Aynadaki Türkiye...

Oktay EKŞİ
Haberin Devamı

Türkiye dışarıdan, özellikle ABD'den nasıl görünüyor, sorusuna biraz insafsız bir ifadeyle ‘‘Görünüyor mu?’’ sorusuyla yanıt vermek galiba mümkün.

Çünkü, Türkiye çağdaş uygarlığın taşrasında olmaktan bir türlü kurtulamıyor.

Bu dünyanın anladığı dili, yani ‘‘kuvvetli olmayı’’ bir türlü öğrenemiyor.

Genç kuşaklar bilmezler: Bir zamanlar kamuoyumuz en fazla ‘‘Kore savaşı yüzünden dünyanın bize duyduğu hayranlıkla’’la övünürdü. Daha doğrusu ülkemizi yönetenler bize böyle yuttururdu.

Oysa, ABD'nin hatırı kırılmasın diye 1950'de Kore'ye gönderdiğimiz 6.500 kişilik tugayın adı, bu savaşı anlatan kitaplarda bile geçmiyor.

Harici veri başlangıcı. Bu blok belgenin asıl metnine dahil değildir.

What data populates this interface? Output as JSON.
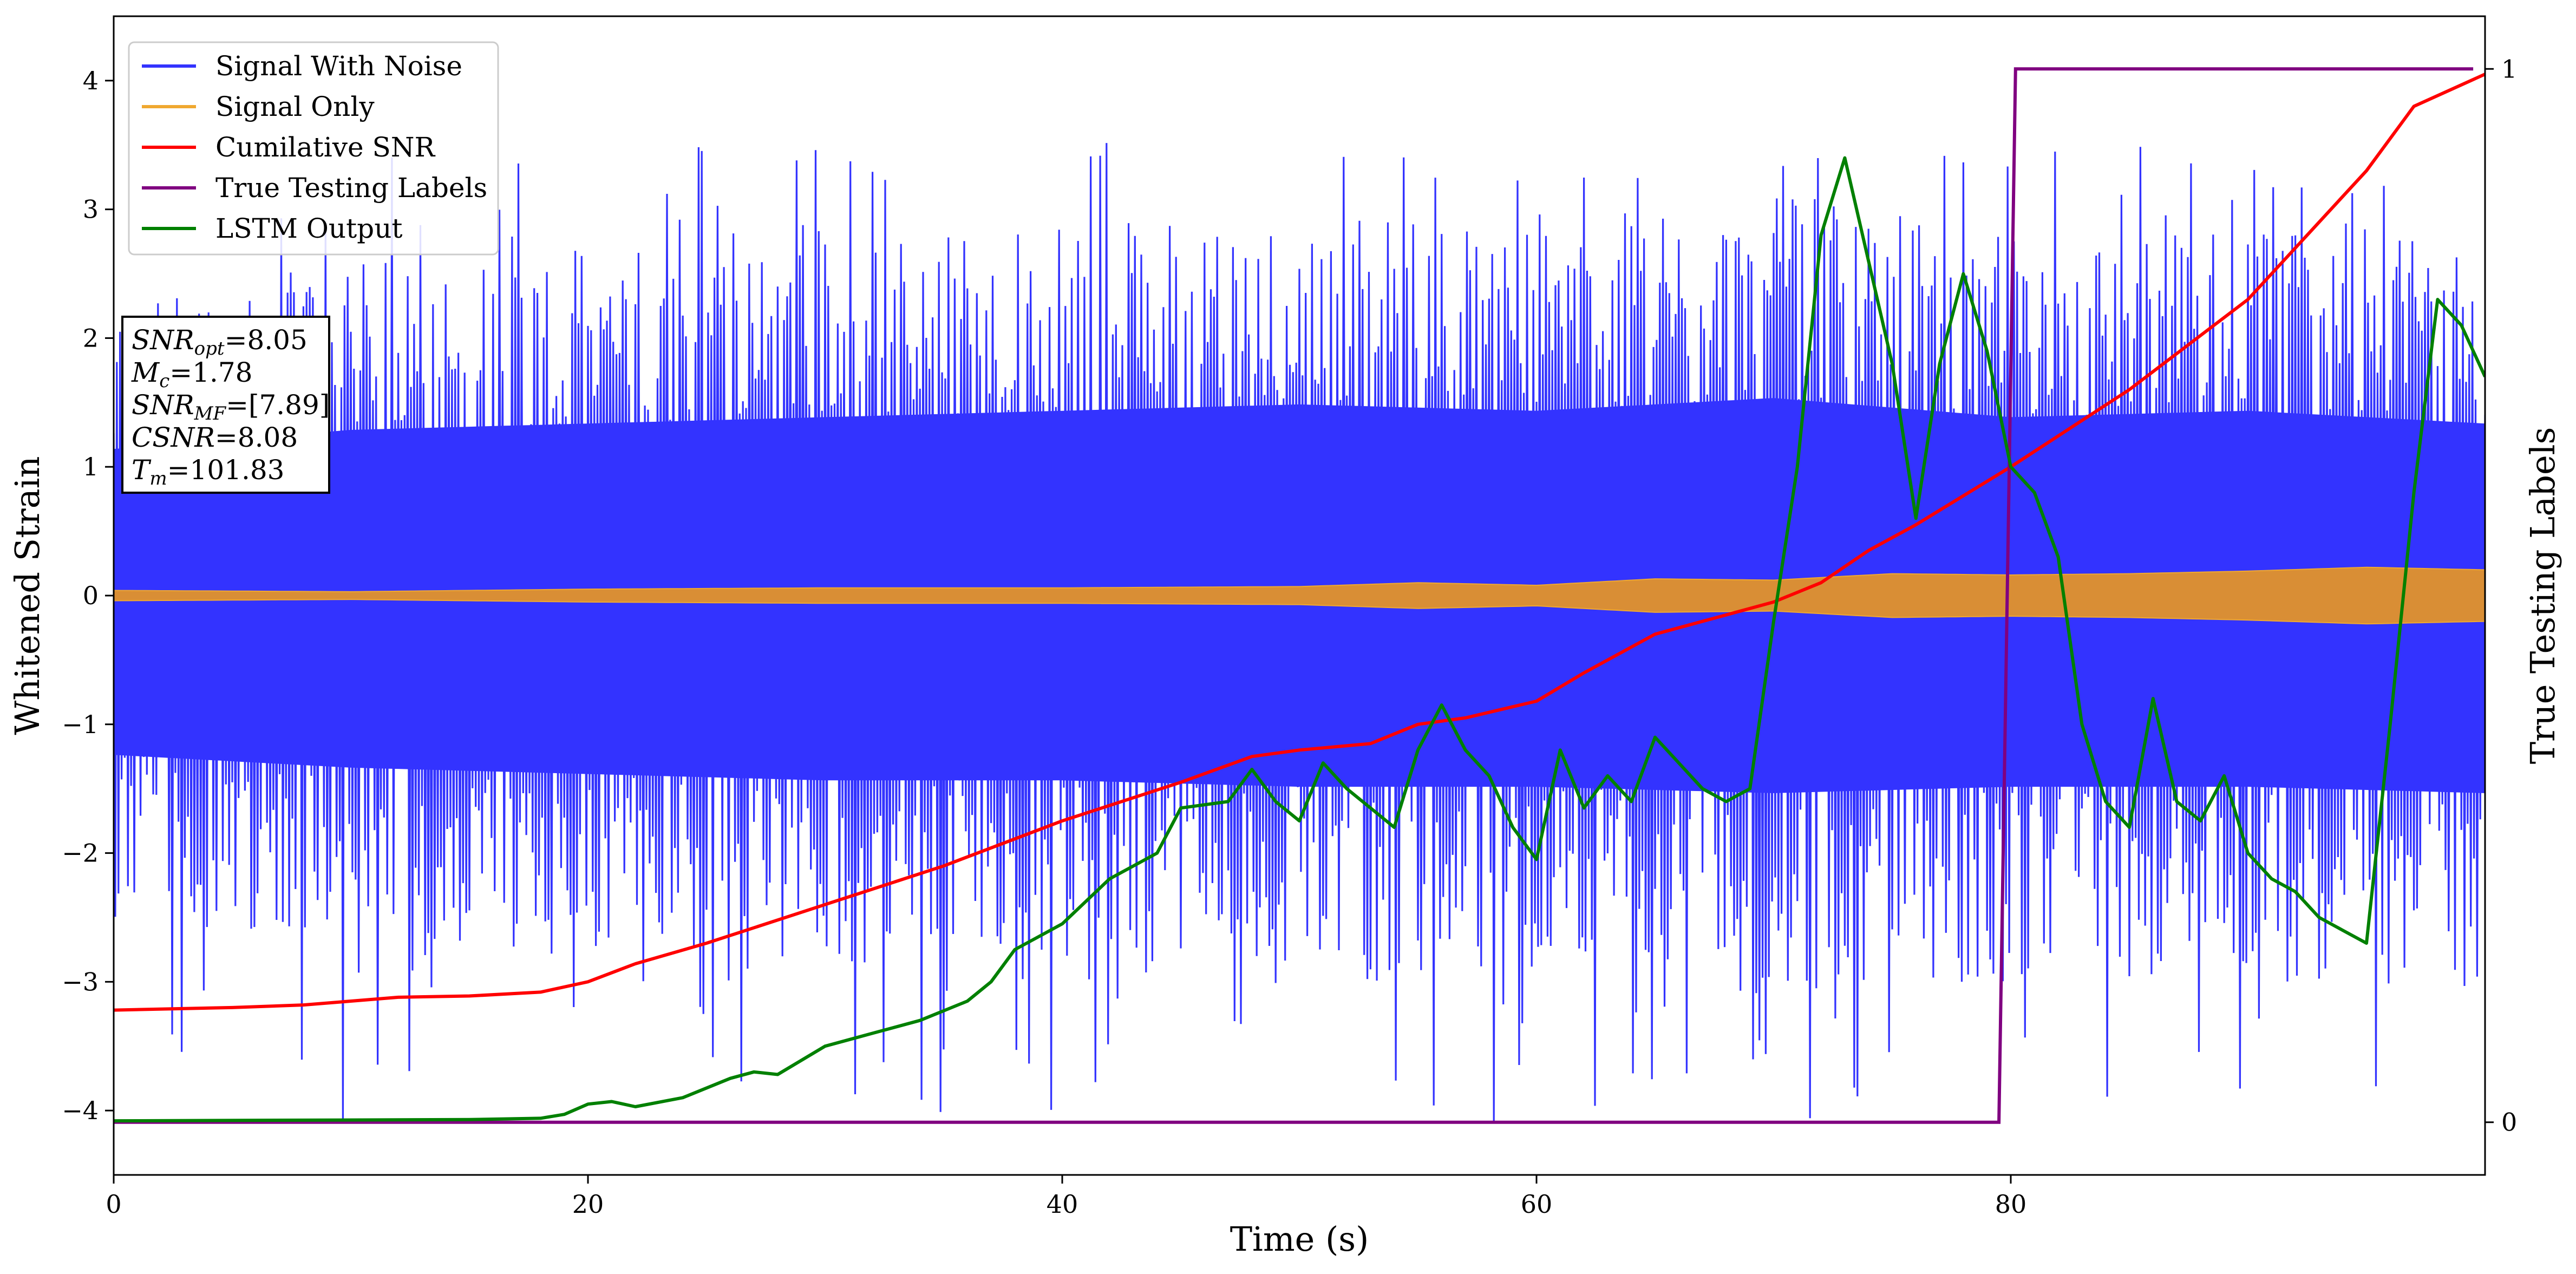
{
  "chart_data": {
    "type": "line",
    "xlabel": "Time (s)",
    "ylabel": "Whitened Strain",
    "ylabel_right": "True Testing Labels",
    "xlim": [
      0,
      100
    ],
    "ylim": [
      -4.5,
      4.5
    ],
    "ylim_right": [
      -0.05,
      1.05
    ],
    "xticks": [
      0,
      20,
      40,
      60,
      80
    ],
    "yticks": [
      -4,
      -3,
      -2,
      -1,
      0,
      1,
      2,
      3,
      4
    ],
    "yticks_right": [
      0,
      1
    ],
    "legend": {
      "placement": "top-left"
    },
    "series": [
      {
        "name": "Signal With Noise",
        "color": "#3333ff",
        "axis": "left",
        "note": "dense noise band",
        "x": [
          0,
          10,
          20,
          30,
          40,
          50,
          60,
          70,
          80,
          90,
          100
        ],
        "envelope_upper": [
          2.3,
          2.6,
          2.7,
          2.8,
          2.9,
          3.0,
          2.9,
          3.1,
          2.8,
          2.9,
          2.7
        ],
        "envelope_lower": [
          -2.5,
          -2.7,
          -2.8,
          -2.9,
          -2.9,
          -3.0,
          -3.0,
          -3.1,
          -3.0,
          -3.0,
          -3.1
        ],
        "peak_max": 3.55,
        "peak_min": -4.1
      },
      {
        "name": "Signal Only",
        "color": "#f0a830",
        "axis": "left",
        "x": [
          0,
          10,
          20,
          30,
          40,
          50,
          55,
          60,
          65,
          70,
          75,
          80,
          85,
          90,
          95,
          100
        ],
        "amplitude": [
          0.04,
          0.03,
          0.05,
          0.06,
          0.06,
          0.07,
          0.1,
          0.08,
          0.13,
          0.12,
          0.17,
          0.16,
          0.17,
          0.19,
          0.22,
          0.2
        ]
      },
      {
        "name": "Cumilative SNR",
        "color": "#ff0000",
        "axis": "left",
        "x": [
          0,
          5,
          8,
          10,
          12,
          15,
          18,
          20,
          22,
          25,
          30,
          35,
          40,
          45,
          48,
          50,
          53,
          55,
          57,
          60,
          62,
          65,
          68,
          70,
          72,
          74,
          76,
          80,
          85,
          90,
          95,
          97,
          100
        ],
        "y": [
          -3.22,
          -3.2,
          -3.18,
          -3.15,
          -3.12,
          -3.11,
          -3.08,
          -3.0,
          -2.86,
          -2.7,
          -2.4,
          -2.1,
          -1.75,
          -1.45,
          -1.25,
          -1.2,
          -1.15,
          -1.0,
          -0.95,
          -0.82,
          -0.6,
          -0.3,
          -0.15,
          -0.05,
          0.1,
          0.35,
          0.55,
          1.0,
          1.6,
          2.3,
          3.3,
          3.8,
          4.05
        ]
      },
      {
        "name": "True Testing Labels",
        "color": "#800080",
        "axis": "right",
        "x": [
          0,
          79.5,
          80.2,
          99.5
        ],
        "y": [
          0,
          0,
          1,
          1
        ]
      },
      {
        "name": "LSTM Output",
        "color": "#008000",
        "axis": "left",
        "x": [
          0,
          15,
          18,
          19,
          20,
          21,
          22,
          24,
          26,
          27,
          28,
          30,
          31,
          32,
          34,
          36,
          37,
          38,
          39,
          40,
          42,
          44,
          45,
          47,
          48,
          49,
          50,
          51,
          52,
          53,
          54,
          55,
          56,
          57,
          58,
          59,
          60,
          61,
          62,
          63,
          64,
          65,
          66,
          67,
          68,
          69,
          70,
          71,
          72,
          73,
          74,
          75,
          76,
          77,
          78,
          79,
          80,
          81,
          82,
          83,
          84,
          85,
          86,
          87,
          88,
          89,
          90,
          91,
          92,
          93,
          94,
          95,
          96,
          97,
          98,
          99,
          100
        ],
        "y": [
          -4.08,
          -4.07,
          -4.06,
          -4.03,
          -3.95,
          -3.93,
          -3.97,
          -3.9,
          -3.75,
          -3.7,
          -3.72,
          -3.5,
          -3.45,
          -3.4,
          -3.3,
          -3.15,
          -3.0,
          -2.75,
          -2.65,
          -2.55,
          -2.2,
          -2.0,
          -1.65,
          -1.6,
          -1.35,
          -1.6,
          -1.75,
          -1.3,
          -1.5,
          -1.65,
          -1.8,
          -1.2,
          -0.85,
          -1.2,
          -1.4,
          -1.8,
          -2.05,
          -1.2,
          -1.65,
          -1.4,
          -1.6,
          -1.1,
          -1.3,
          -1.5,
          -1.6,
          -1.5,
          -0.2,
          1.0,
          2.8,
          3.4,
          2.6,
          1.8,
          0.6,
          1.8,
          2.5,
          1.9,
          1.0,
          0.8,
          0.3,
          -1.0,
          -1.6,
          -1.8,
          -0.8,
          -1.6,
          -1.75,
          -1.4,
          -2.0,
          -2.2,
          -2.3,
          -2.5,
          -2.6,
          -2.7,
          -1.0,
          0.8,
          2.3,
          2.1,
          1.7
        ]
      }
    ],
    "annotation": {
      "lines": [
        {
          "base": "SNR",
          "sub": "opt",
          "value": "=8.05"
        },
        {
          "base": "M",
          "sub": "c",
          "value": "=1.78"
        },
        {
          "base": "SNR",
          "sub": "MF",
          "value": "=[7.89]"
        },
        {
          "base": "CSNR",
          "sub": "",
          "value": "=8.08"
        },
        {
          "base": "T",
          "sub": "m",
          "value": "=101.83"
        }
      ]
    }
  }
}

Anımsatalım: Tugayımız, 23-27 Kasım 1950 tarihinde Kunuri'de, Çin Halk Cumhuriyeti birlikleri tarafından sarılan bir Amerikan tümeninin en az zayiatla geri çekilmesini sağlamakla görevlendirilmişti. Birliğimiz bu sırada Çin askerleriyle göğüs göğüse çarpıştı, -bazı uzmanlara göre- pisi pisine 920 şehit verdi. Ama işte bakın, bu dünyada iki satırlık bile izi kalmadı.

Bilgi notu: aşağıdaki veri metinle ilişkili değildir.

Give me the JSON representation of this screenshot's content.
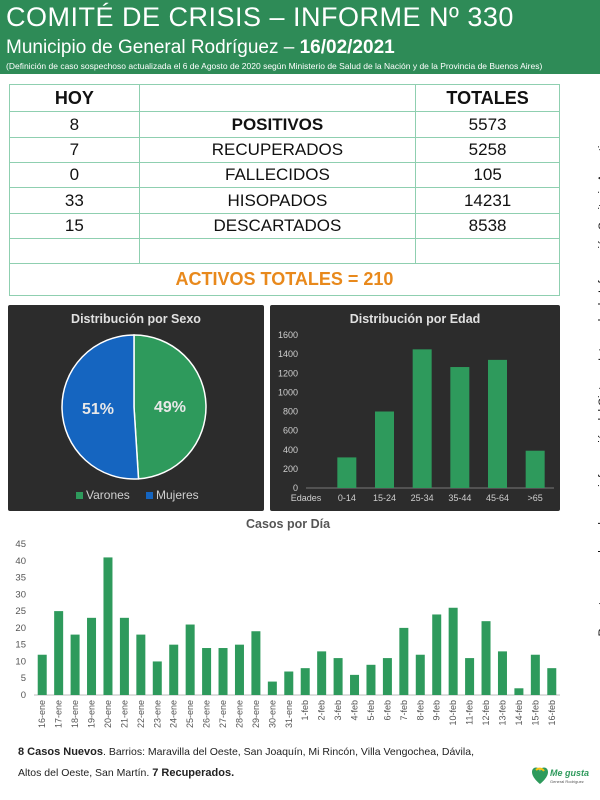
{
  "header": {
    "title": "COMITÉ DE CRISIS – INFORME Nº 330",
    "subtitle_prefix": "Municipio de General Rodríguez – ",
    "subtitle_date": "16/02/2021",
    "note": "(Definición de caso sospechoso actualizada el 6 de Agosto de 2020 según Ministerio de Salud de la Nación y de la Provincia de Buenos Aires)"
  },
  "table": {
    "col_hoy": "HOY",
    "col_totales": "TOTALES",
    "rows": [
      {
        "hoy": "8",
        "label": "POSITIVOS",
        "total": "5573"
      },
      {
        "hoy": "7",
        "label": "RECUPERADOS",
        "total": "5258"
      },
      {
        "hoy": "0",
        "label": "FALLECIDOS",
        "total": "105"
      },
      {
        "hoy": "33",
        "label": "HISOPADOS",
        "total": "14231"
      },
      {
        "hoy": "15",
        "label": "DESCARTADOS",
        "total": "8538"
      }
    ],
    "activos": "ACTIVOS TOTALES = 210"
  },
  "side_text": "Reporte generado en base a información del Sistema Integrado de Información Sanitaria Argentino.",
  "colors": {
    "green": "#2e8b57",
    "bar_green": "#2e9a5c",
    "blue": "#1565c0",
    "orange": "#e8891c",
    "panel": "#2c2c2c"
  },
  "chart_data": [
    {
      "type": "pie",
      "title": "Distribución por Sexo",
      "categories": [
        "Varones",
        "Mujeres"
      ],
      "values": [
        49,
        51
      ],
      "labels": [
        "49%",
        "51%"
      ],
      "colors": [
        "#2e9a5c",
        "#1565c0"
      ],
      "legend": "bottom"
    },
    {
      "type": "bar",
      "title": "Distribución por Edad",
      "xlabel": "Edades",
      "categories": [
        "0-14",
        "15-24",
        "25-34",
        "35-44",
        "45-64",
        ">65"
      ],
      "values": [
        320,
        800,
        1450,
        1265,
        1340,
        390
      ],
      "ylim": [
        0,
        1600
      ],
      "yticks": [
        "0",
        "200",
        "400",
        "600",
        "800",
        "1000",
        "1200",
        "1400",
        "1600"
      ]
    },
    {
      "type": "bar",
      "title": "Casos por Día",
      "categories": [
        "16-ene",
        "17-ene",
        "18-ene",
        "19-ene",
        "20-ene",
        "21-ene",
        "22-ene",
        "23-ene",
        "24-ene",
        "25-ene",
        "26-ene",
        "27-ene",
        "28-ene",
        "29-ene",
        "30-ene",
        "31-ene",
        "1-feb",
        "2-feb",
        "3-feb",
        "4-feb",
        "5-feb",
        "6-feb",
        "7-feb",
        "8-feb",
        "9-feb",
        "10-feb",
        "11-feb",
        "12-feb",
        "13-feb",
        "14-feb",
        "15-feb",
        "16-feb"
      ],
      "values": [
        12,
        25,
        18,
        23,
        41,
        23,
        18,
        10,
        15,
        21,
        14,
        14,
        15,
        19,
        4,
        7,
        8,
        13,
        11,
        6,
        9,
        11,
        20,
        12,
        24,
        26,
        11,
        22,
        13,
        2,
        12,
        8
      ],
      "ylim": [
        0,
        45
      ],
      "yticks": [
        "0",
        "5",
        "10",
        "15",
        "20",
        "25",
        "30",
        "35",
        "40",
        "45"
      ]
    }
  ],
  "footer": {
    "nuevos_bold": "8 Casos Nuevos",
    "nuevos_text": ". Barrios: Maravilla del Oeste, San Joaquín, Mi Rincón, Villa Vengochea, Dávila,",
    "line2_text": "Altos del Oeste, San Martín. ",
    "recuperados_bold": "7 Recuperados."
  },
  "logo": {
    "text": "Me gusta",
    "subtext": "General Rodríguez"
  }
}
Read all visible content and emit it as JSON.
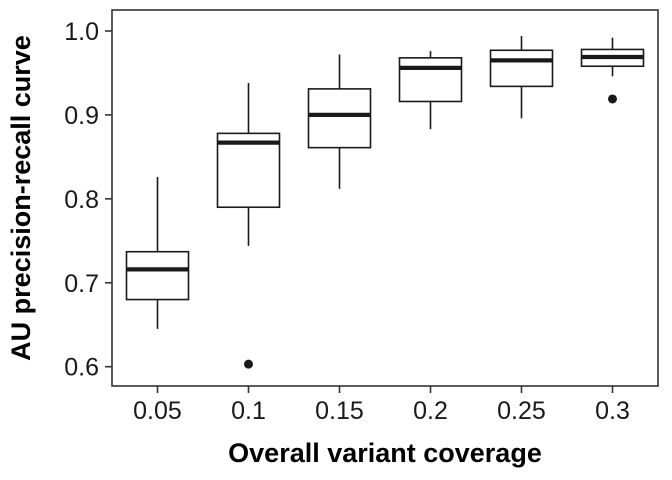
{
  "chart_data": {
    "type": "boxplot",
    "title": "",
    "xlabel": "Overall variant coverage",
    "ylabel": "AU precision-recall curve",
    "categories": [
      "0.05",
      "0.1",
      "0.15",
      "0.2",
      "0.25",
      "0.3"
    ],
    "y_ticks": [
      "0.6",
      "0.7",
      "0.8",
      "0.9",
      "1.0"
    ],
    "ylim": [
      0.577,
      1.025
    ],
    "grid": false,
    "legend": false,
    "series": [
      {
        "category": "0.05",
        "low": 0.645,
        "q1": 0.68,
        "median": 0.716,
        "q3": 0.737,
        "high": 0.826,
        "outliers": []
      },
      {
        "category": "0.1",
        "low": 0.744,
        "q1": 0.79,
        "median": 0.867,
        "q3": 0.878,
        "high": 0.938,
        "outliers": [
          0.603
        ]
      },
      {
        "category": "0.15",
        "low": 0.812,
        "q1": 0.861,
        "median": 0.9,
        "q3": 0.931,
        "high": 0.972,
        "outliers": []
      },
      {
        "category": "0.2",
        "low": 0.883,
        "q1": 0.916,
        "median": 0.956,
        "q3": 0.968,
        "high": 0.976,
        "outliers": []
      },
      {
        "category": "0.25",
        "low": 0.896,
        "q1": 0.934,
        "median": 0.965,
        "q3": 0.977,
        "high": 0.994,
        "outliers": []
      },
      {
        "category": "0.3",
        "low": 0.946,
        "q1": 0.958,
        "median": 0.969,
        "q3": 0.978,
        "high": 0.992,
        "outliers": [
          0.919
        ]
      }
    ],
    "colors": {
      "stroke": "#1a1a1a",
      "box_fill": "#ffffff",
      "panel_border": "#333333",
      "background": "#ffffff",
      "outlier": "#1a1a1a"
    }
  }
}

ABD Dışişleri Bakanlığı'nın üst düzey bir yetkilisi ve bir de tanınmış bir ‘‘think tank’’ın Türkiye uzmanıyla konuşurken, bu gerçeği değişik cümleler ve değişik konular arasında tekrar gördüm:

İkisinin de isimlerini veremiyorum, çünkü kendileriyle görüşürken ‘‘isimlerini yazma’’ izni almadım.

Türkiye uzmanı, kendi bakış açısını çok açık koydu: ‘‘Biz, Türkiye'ye ABD'nin çıkarları neleri gerektiriyor açısından bakarız’’ dedi. Bu bakış açısının bir örneği olarak bugünlerde Washington'da ‘‘Turgut Özal'ı anma günleri’’ düzenlediklerini söyledi.

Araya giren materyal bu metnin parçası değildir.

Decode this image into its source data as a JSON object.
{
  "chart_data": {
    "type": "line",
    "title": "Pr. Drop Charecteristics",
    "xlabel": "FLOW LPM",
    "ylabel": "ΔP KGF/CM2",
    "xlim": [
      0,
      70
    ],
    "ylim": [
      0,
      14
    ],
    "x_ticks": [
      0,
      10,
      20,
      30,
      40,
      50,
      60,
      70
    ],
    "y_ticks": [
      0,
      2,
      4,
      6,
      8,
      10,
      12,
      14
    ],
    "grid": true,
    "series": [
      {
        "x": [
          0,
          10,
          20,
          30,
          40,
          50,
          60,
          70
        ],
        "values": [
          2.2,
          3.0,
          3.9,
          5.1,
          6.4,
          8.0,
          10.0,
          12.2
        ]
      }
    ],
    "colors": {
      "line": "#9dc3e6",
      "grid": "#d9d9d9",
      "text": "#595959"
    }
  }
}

Kore'deki Türk Tugayı, bir süre onlar tarafından da böyle çok methedilmişti.

Dışişleri'ndeki yetkili, daha az keskin ifadeli değildi. Gerçi yer yer çok ciddi doğrulara da değindi. Örneğin, ‘‘Türkiye'yi anlamakta çok güçlük çekiyorum: Türk hükümeti neden ülkenizi hâlâ dünyada en fazla gazetecinin hapsedildiği bir ülke olmaktan çıkartmıyor, anlamıyorum’’ dedi. Tabii, bunu anlamakta bunca yıldır benim de sıkıntı çektiğimi söyledim.

Muhatabım ‘‘Terörle mücadele yasasının terör kavramının sınırlarını çok geniş tutmasından’’ şikâyet etti. ‘‘Bir terör örgütüne üye olmanın değil, terör eylemine katılmanın suç sayılması gerektiğini’’ savundu. ‘‘Bizde (ABD'de) kural budur’’ dedi. Kendisine ‘‘HAMAS üyelerine karşı izledikleri politikayı’’ anımsatmamdan hiç haz etmedi. Daha sonra ‘‘Leyla Zana'nın hâlâ hapiste olmasını’’ eleştirdi.

İlginçtir: Aramızda bu konuşmanın geçtiği gün, Washington Post'ta Zana'nın özgürlüğüne kavuşması için Türk hükümetine çağrı yapan bir ilan vardı. Yani size bir şey söyledikleri zaman, onun o ağızdan tesadüfen çıkmadığını hemen görüyorsunuz.

Ama baktım, onu aslında Türkiye'nin daha çok demokrat olmasından çok, ABD'nin sözlerini daha çok dinleyen bir ülke olması ilgilendiriyor.

Aslında başka ne beklemek gerekir ki?